Chinatown Point is a shopping mall located in Chinatown, Singapore next to Chinatown MRT station at the junction of New Bridge Road and Upper Cross Street. It is a mixed development which includes a 25-storey office tower located right above the mall. Constructed in the 1980s, the mall opened in 1990. From 2011 to 2012, the mall underwent renovations after a change in the management. It held its soft core launch in year-end 2012 and was fully operational in the 2nd quarter of 2013.

==History==
When it first opened, the mall was at the forefront of shopping in Singapore. There were countless curio shops, pawn shops and jewelry stores. Like many old malls in Singapore, the shopping centre declined in popularity when newer malls opened within the region.

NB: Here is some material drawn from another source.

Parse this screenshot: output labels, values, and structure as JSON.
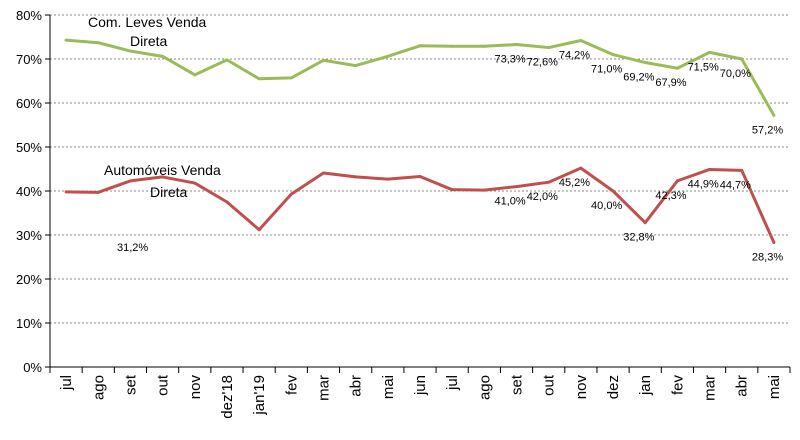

In July 2010, the mall was bought over from City Developments Limited by Perennial (Singapore) Retail Management for S$250 million. The mall then underwent a S$90 million makeover from 2011 to 2012 which increased its total retail floor area by 18 percent.

==Architecture==
Originally, the mall featured 2 spiralling podiums. One of the podiums was converted into a flat space and it now features a spiralling central atrium, where shoppers can walk from the highest level of the shopping mall to the first level. Other renovation works included the installation of a dome-shaped ceiling in the central atrium, carpeting on some levels and a giant LED screen. The basement carpark has also been relocated to higher levels for more retail space. A pedestrian link to the Chinatown MRT station was also built. There is also a connecting bridge to Hong Lim Market & Food Center.

==Tenants==
After the renovation works, a new tenant mix was also brought in including new anchor tenants, NTUC FairPrice, Daiso and Uniqlo. Other new tenants include an Eat At Taipei outlet, Din Tai Fung restaurant and also more apparel and other retail outlets.

A new 1,000 square metre library managed by National Library Board located on the fourth floor was also built. The library which focuses on Chinese culture and history is privately funded and is also Singapore's first public library to be staffed almost completely by volunteers.